Agentes começaram a ser distribuídos nesta sexta-feira (25) - Foto: PMRN / Divulgação
Foto: PMRN / Divulgação

O Ministério Público do Rio Grande do Norte (MPRN) recomendou ao Comando-Geral da Polícia Militar que crie regras sobre o uso de mídias sociais e aplicativos de mensagens por policiais militares ativos, veteranos e agregados. Entre as medidas, o órgão orientou que os policiais não divulguem imagens ou vídeos de viaturas, fardas, armamentos, prédios públicos ou qualquer tipo de operação policial nas redes.

A proibição, ainda de acordo com o MPRN, atinge também a exibição de pessoas envolvidas em ocorrências, sejam vítimas, testemunhas, suspeitos ou presos.

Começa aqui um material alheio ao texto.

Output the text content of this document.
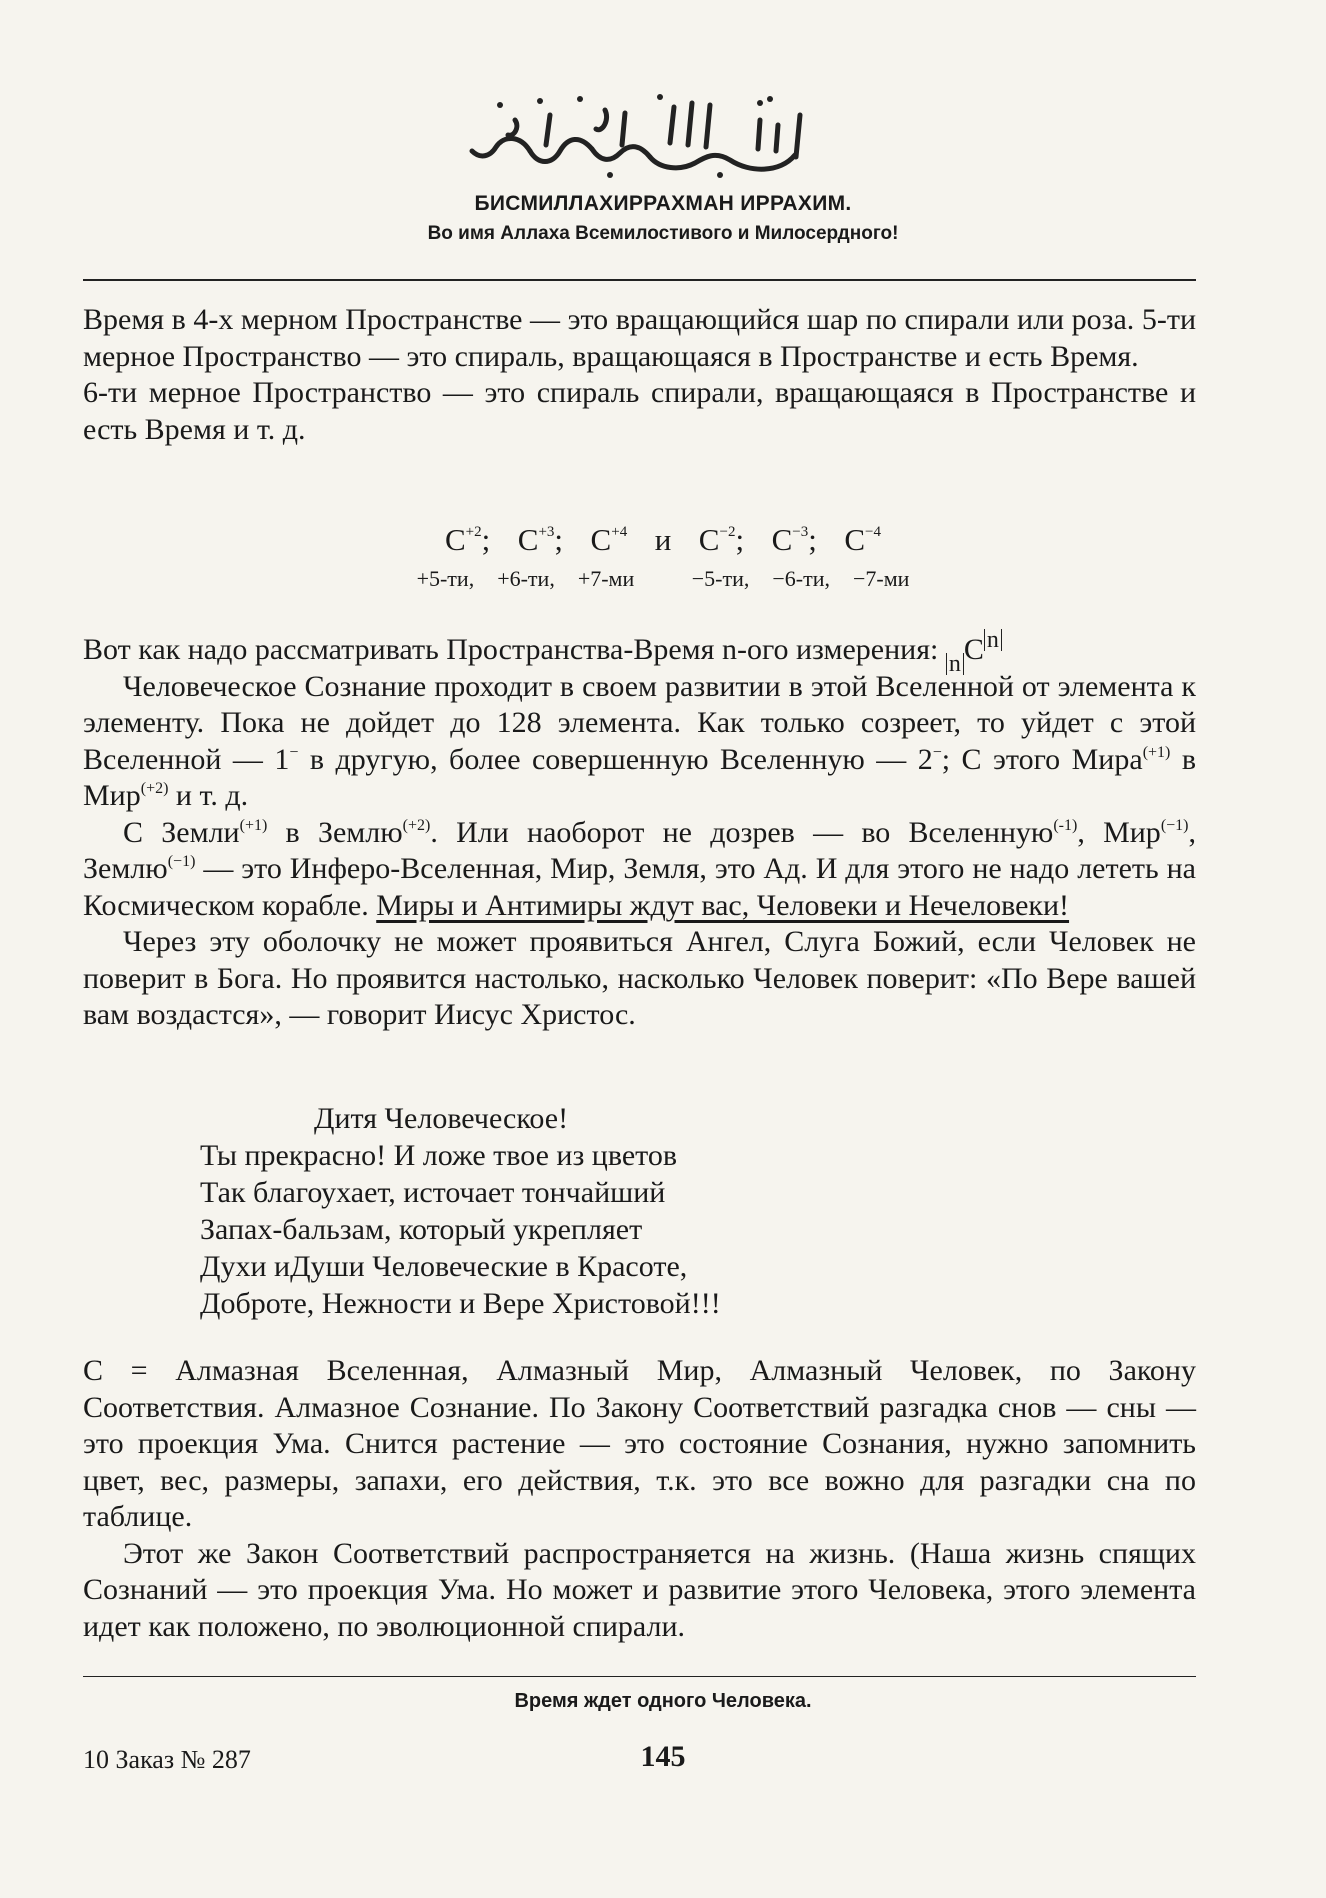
БИСМИЛЛАХИРРАХМАН ИРРАХИМ.
Во имя Аллаха Всемилостивого и Милосердного!

Время в 4-х мерном Пространстве — это вращающийся шар по спирали или роза. 5-ти мерное Пространство — это спираль, вращающаяся в Пространстве и есть Время.

6-ти мерное Пространство — это спираль спирали, вращающаяся в Пространстве и есть Время и т. д.

$С^{+2}$;  $С^{+3}$;  $С^{+4}$ и $С^{-2}$;  $С^{-3}$;  $С^{-4}$
+5-ти,  +6-ти,  +7-ми     −5-ти,  −6-ти,  −7-ми

Вот как надо рассматривать Пространства-Время n-ого измерения: n С n

Человеческое Сознание проходит в своем развитии в этой Вселенной от элемента к элементу. Пока не дойдет до 128 элемента. Как только созреет, то уйдет с этой Вселенной — 1− в другую, более совершенную Вселенную — 2−; С этого Мира$^{(+1)}$ в Мир$^{(+2)}$ и т. д.

С Земли$^{(+1)}$ в Землю$^{(+2)}$. Или наоборот не дозрев — во Вселенную$^{(-1)}$, Мир$^{(-1)}$, Землю$^{(-1)}$ — это Инферо-Вселенная, Мир, Земля, это Ад. И для этого не надо лететь на Космическом корабле. Миры и Антимиры ждут вас, Человеки и Нечеловеки!

Через эту оболочку не может проявиться Ангел, Слуга Божий, если Человек не поверит в Бога. Но проявится настолько, насколько Человек поверит: «По Вере вашей вам воздастся», — говорит Иисус Христос.

Дитя Человеческое!
Ты прекрасно! И ложе твое из цветов
Так благоухает, источает тончайший
Запах-бальзам, который укрепляет
Духи иДуши Человеческие в Красоте,
Доброте, Нежности и Вере Христовой!!!

С = Алмазная Вселенная, Алмазный Мир, Алмазный Человек, по Закону Соответствия. Алмазное Сознание. По Закону Соответствий разгадка снов — сны — это проекция Ума. Снится растение — это состояние Сознания, нужно запомнить цвет, вес, размеры, запахи, его действия, т.к. это все вожно для разгадки сна по таблице.

Этот же Закон Соответствий распространяется на жизнь. (Наша жизнь спящих Сознаний — это проекция Ума. Но может и развитие этого Человека, этого элемента идет как положено, по эволюционной спирали.

Время ждет одного Человека.
10 Заказ № 287	145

O documento publicado na edição desta sexta-feira (12) do estabelece um prazo de até dez dias para a edição das normas sobre os perfis pessoais dos profissionais.

Segundo o Ministério Público, a iniciativa foi tomada porque a Polícia Militar do Rio Grande do Norte é uma das poucas forças de segurança pública do país que ainda não têm regulamentação específica sobre esse assunto.

O objetivo é evitar que a divulgação de atividades da corporação:

  • interfira na eficiência do serviço
  • prejudique estratégias de prevenção a crimes
  • gere confusão entre contas particulares e perfis oficiais do órgão.

Eleições 2026

A recomendação detalha que a proximidade do período eleitoral acende o alerta para policiais que utilizam símbolos do Estado para obter maior autoridade nas postagens e impulsionar futuras candidaturas próprias ou de terceiros. As regras do MPRN também buscam proteger a neutralidade política e a impessoalidade da instituição perante grupos ou partidos políticos.

Além das redes sociais, a orientação do MPRN é que a o Comandante-Geral da PM proíba a entrada, circulação e o estacionamento de veículos particulares que contenham propaganda eleitoral dentro de imóveis administrados pela Polícia Militar.

Caso as medidas contidas no ato normativo sugerido não sejam seguidas, o descumprimento poderá acarretar sanções por crime militar de insubordinação ou por ato de improbidade administrativa. O Comando-Geral da PM tem o prazo de dez dias para responder por escrito se aceita ou não as orientações contidas na recomendação.